Legenda: 1 Caixa de criação; 2(abc) Locais de decantação; 3 Filtro submerso; 4(ab) Reator aeróbio; 5(abcd) Aeradores; 6 Bomba de elevação da água; 7(ab) Aquecedores com termostato; 8(abc) Válvulas para drenagem; 9 Filtro; 10 Bóia; 11 Suporte de ferro; 12 Reservatório do reator aeróbio; 13 Dispersor; 14 Coluna vaso comunicante

Figura 3.2 - Sistema de produção de peixes instalado no Laboratório de Citogenética Animal do Instituto de Genética e Bioquímica da UFU.

3.4.2 - Adaptação de garrafas PET para confecção de alimentadores para peixes.

3.4.2.1 - Alimentador automático:

O alimentador automático tem como função fornecer ração continuamente em pequenas porções, de modo a suprir as necessidades dos peixes.

O material necessário para sua montagem pode ser observado nas Figuras 3.3 e 3.4. A Figura 3.5 mostra o alimentador automático montado após 2 anos, em funcionamento.

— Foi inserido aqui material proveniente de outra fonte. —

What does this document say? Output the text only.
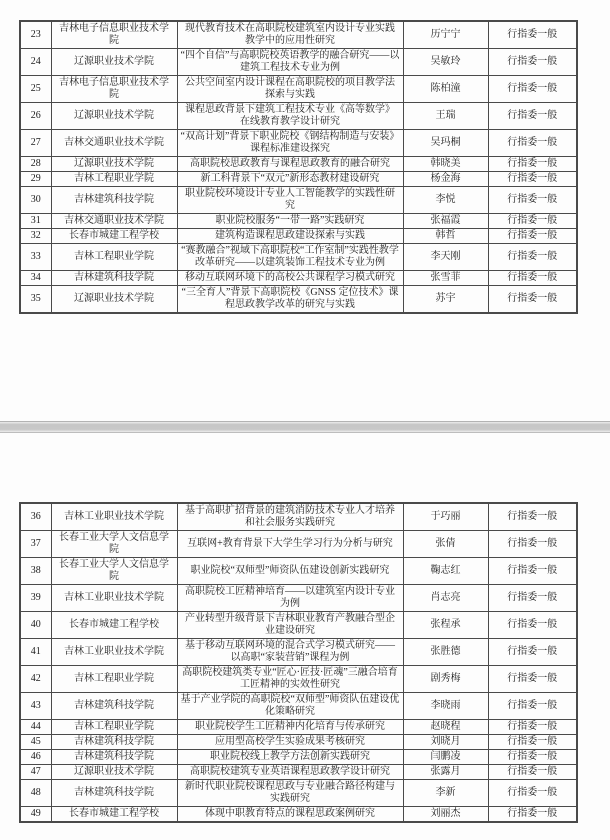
23	吉林电子信息职业技术学院	现代教育技术在高职院校建筑室内设计专业实践教学中的应用性研究	历宁宁	行指委一般
24	辽源职业技术学院	“四个自信”与高职院校英语教学的融合研究——以建筑工程技术专业为例	吴敏玲	行指委一般
25	吉林电子信息职业技术学院	公共空间室内设计课程在高职院校的项目教学法探索与实践	陈柏潼	行指委一般
26	辽源职业技术学院	课程思政背景下建筑工程技术专业《高等数学》在线教育教学设计研究	王瑞	行指委一般
27	吉林交通职业技术学院	“双高计划”背景下职业院校《钢结构制造与安装》课程标准建设探究	吴玛桐	行指委一般
28	辽源职业技术学院	高职院校思政教育与课程思政教育的融合研究	韩晓美	行指委一般
29	吉林工程职业学院	新工科背景下“双元”新形态教材建设研究	杨金海	行指委一般
30	吉林建筑科技学院	职业院校环境设计专业人工智能教学的实践性研究	李悦	行指委一般
31	吉林交通职业技术学院	职业院校服务“一带一路”实践研究	张福霞	行指委一般
32	长春市城建工程学校	建筑构造课程思政建设探索与实践	韩哲	行指委一般
33	吉林工程职业学院	“赛教融合”视域下高职院校“工作室制”实践性教学改革研究——以建筑装饰工程技术专业为例	李天刚	行指委一般
34	吉林建筑科技学院	移动互联网环境下的高校公共课程学习模式研究	张雪菲	行指委一般
35	辽源职业技术学院	“三全育人”背景下高职院校《GNSS 定位技术》课程思政教学改革的研究与实践	苏宇	行指委一般
36	吉林工业职业技术学院	基于高职扩招背景的建筑消防技术专业人才培养和社会服务实践研究	于巧丽	行指委一般
37	长春工业大学人文信息学院	互联网+教育背景下大学生学习行为分析与研究	张倩	行指委一般
38	长春工业大学人文信息学院	职业院校“双师型”师资队伍建设创新实践研究	鞠志红	行指委一般
39	吉林工业职业技术学院	高职院校工匠精神培育——以建筑室内设计专业为例	肖志亮	行指委一般
40	长春市城建工程学校	产业转型升级背景下吉林职业教育产教融合型企业建设研究	张程承	行指委一般
41	吉林工业职业技术学院	基于移动互联网环境的混合式学习模式研究——以高职“家装营销”课程为例	张胜德	行指委一般
42	吉林工程职业学院	高职院校建筑类专业“匠心·匠技·匠魂”三融合培育工匠精神的实效性研究	剧秀梅	行指委一般
43	吉林建筑科技学院	基于产业学院的高职院校“双师型”师资队伍建设优化策略研究	李晓雨	行指委一般
44	吉林工程职业学院	职业院校学生工匠精神内化培育与传承研究	赵晓程	行指委一般
45	吉林建筑科技学院	应用型高校学生实验成果考核研究	刘晓月	行指委一般
46	吉林建筑科技学院	职业院校线上教学方法创新实践研究	闫鹏凌	行指委一般
47	辽源职业技术学院	高职院校建筑专业英语课程思政教学设计研究	张露月	行指委一般
48	吉林建筑科技学院	新时代职业院校课程思政与专业融合路径构建与实践研究	李新	行指委一般
49	长春市城建工程学校	体现中职教育特点的课程思政案例研究	刘丽杰	行指委一般
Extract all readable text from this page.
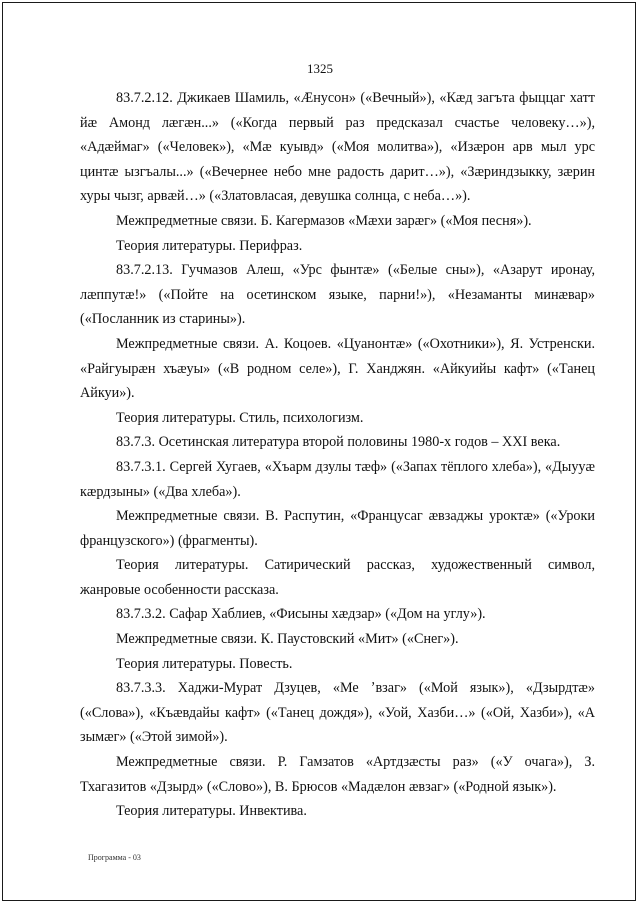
1325

83.7.2.12. Джикаев Шамиль, «Æнусон» («Вечный»), «Кæд загъта фыццаг хатт йæ Амонд лæгæн...» («Когда первый раз предсказал счастье человеку…»), «Адæймаг» («Человек»), «Мæ куывд» («Моя молитва»), «Изæрон арв мыл урс цинтæ ызгъалы...» («Вечернее небо мне радость дарит…»), «Зæриндзыкку, зæрин хуры чызг, арвæй…» («Златовласая, девушка солнца, с неба…»).

Межпредметные связи. Б. Кагермазов «Мæхи зарæг» («Моя песня»).

Теория литературы. Перифраз.

83.7.2.13. Гучмазов Алеш, «Урс фынтæ» («Белые сны»), «Азарут иронау, лæппутæ!» («Пойте на осетинском языке, парни!»), «Незаманты минæвар» («Посланник из старины»).

Межпредметные связи. А. Коцоев. «Цуанонтæ» («Охотники»), Я. Устренски. «Райгуырæн хъæуы» («В родном селе»), Г. Ханджян. «Айкуийы кафт» («Танец Айкуи»).

Теория литературы. Стиль, психологизм.

83.7.3. Осетинская литература второй половины 1980-х годов – XXI века.

83.7.3.1. Сергей Хугаев, «Хъарм дзулы тæф» («Запах тёплого хлеба»), «Дыууæ кæрдзыны» («Два хлеба»).

Межпредметные связи. В. Распутин, «Францусаг æвзаджы уроктæ» («Уроки французского») (фрагменты).

Теория литературы. Сатирический рассказ, художественный символ, жанровые особенности рассказа.

83.7.3.2. Сафар Хаблиев, «Фисыны хæдзар» («Дом на углу»).

Межпредметные связи. К. Паустовский «Мит» («Снег»).

Теория литературы. Повесть.

83.7.3.3. Хаджи-Мурат Дзуцев, «Ме ʼвзаг» («Мой язык»), «Дзырдтæ» («Слова»), «Къæвдайы кафт» («Танец дождя»), «Уой, Хазби…» («Ой, Хазби»), «А зымæг» («Этой зимой»).

Межпредметные связи. Р. Гамзатов «Артдзæсты раз» («У очага»), З. Тхагазитов «Дзырд» («Слово»), В. Брюсов «Мадæлон æвзаг» («Родной язык»).

Теория литературы. Инвектива.

Программа - 03
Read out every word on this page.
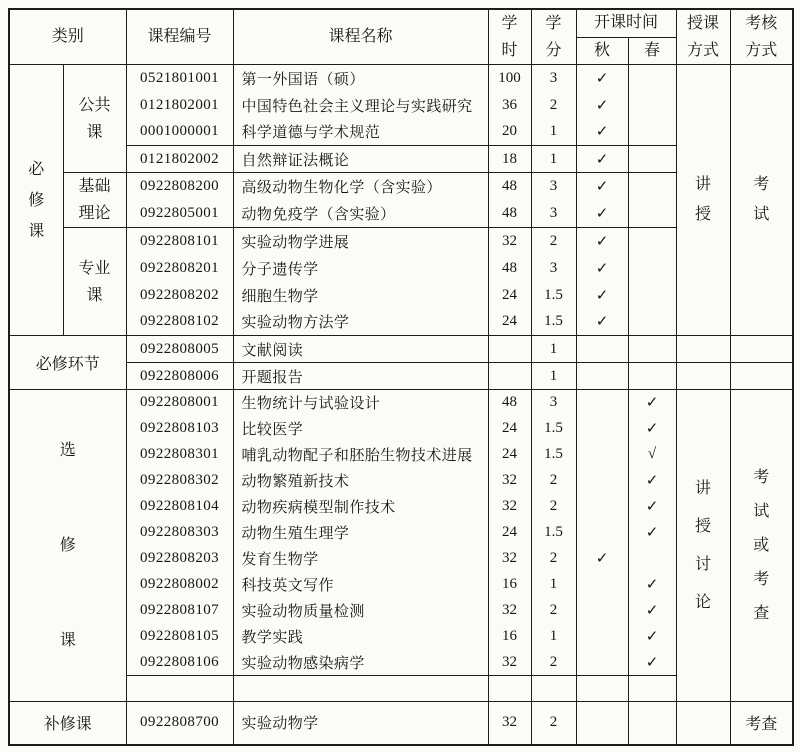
类别		课程编号	课程名称	学时	学分	开课时间		授课方式	考核方式
						秋	春		
必修课	公共课	0521801001	第一外国语（硕）	100	3	✓		讲授	考试
		0121802001	中国特色社会主义理论与实践研究	36	2	✓			
		0001000001	科学道德与学术规范	20	1	✓			
		0121802002	自然辩证法概论	18	1	✓			
	基础理论	0922808200	高级动物生物化学（含实验）	48	3	✓			
		0922805001	动物免疫学（含实验）	48	3	✓			
	专业课	0922808101	实验动物学进展	32	2	✓			
		0922808201	分子遗传学	48	3	✓			
		0922808202	细胞生物学	24	1.5	✓			
		0922808102	实验动物方法学	24	1.5	✓			
必修环节		0922808005	文献阅读		1				
		0922808006	开题报告		1				
选修课		0922808001	生物统计与试验设计	48	3		✓	讲授讨论	考试或考查
		0922808103	比较医学	24	1.5		✓		
		0922808301	哺乳动物配子和胚胎生物技术进展	24	1.5		√		
		0922808302	动物繁殖新技术	32	2		✓		
		0922808104	动物疾病模型制作技术	32	2		✓		
		0922808303	动物生殖生理学	24	1.5		✓		
		0922808203	发育生物学	32	2	✓			
		0922808002	科技英文写作	16	1		✓		
		0922808107	实验动物质量检测	32	2		✓		
		0922808105	教学实践	16	1		✓		
		0922808106	实验动物感染病学	32	2		✓		

补修课		0922808700	实验动物学	32	2				考查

Figura 3.3 – Material necessário para construção do alimentador automático: 2 tábuas de 30 cm de comprimento, 10 cm de largura e 1 cm de espessura, sendo uma com recorte proporcional ao diâmetro do relógio despertador (A); 1 tábua de 12 cm de comprimento e 5 cm de largura e 1 cm de espessura (B); 2 tábuas de 35 cm de comprimento e 5 cm de largura e 1 cm de espessura (C); 1 tábua de 20 cm de comprimento e 10 cm de largura e 1 cm de espessura (D); 10 pregos de 15 x 15 (E); 1 garrafa PET (2 litros sem fundo) (F); 1 liga de borracha (G); 2 carretéis (H); Esteira em papel (20 cm x 5 cm) (I); 1 relógio de corda manual do despertador (K); 30 cm de arame com 3 mm de diâmetro para eixos (L) e Fita adesiva.

Montagem: Prender os carretéis (H) aos eixos de arame (L); Pregar a tábua (D) às duas tábuas (A); Pregar a tábua (B) às duas tábuas (C) formando uma alça; Fixar o relógio (K) com os ponteiros voltados para fora, no recorte da tábua (A) e fixar o eixo central do relógio a um dos eixos da esteira (L, H); Fixar o outro eixo (L, H); Recortar uma tira de papel (I) com cinco cm e fixá-la com fita adesiva aos eixos (L, H); Fixar a garrafa PET (F) com uma liga de borracha (G) (Figura 3.4).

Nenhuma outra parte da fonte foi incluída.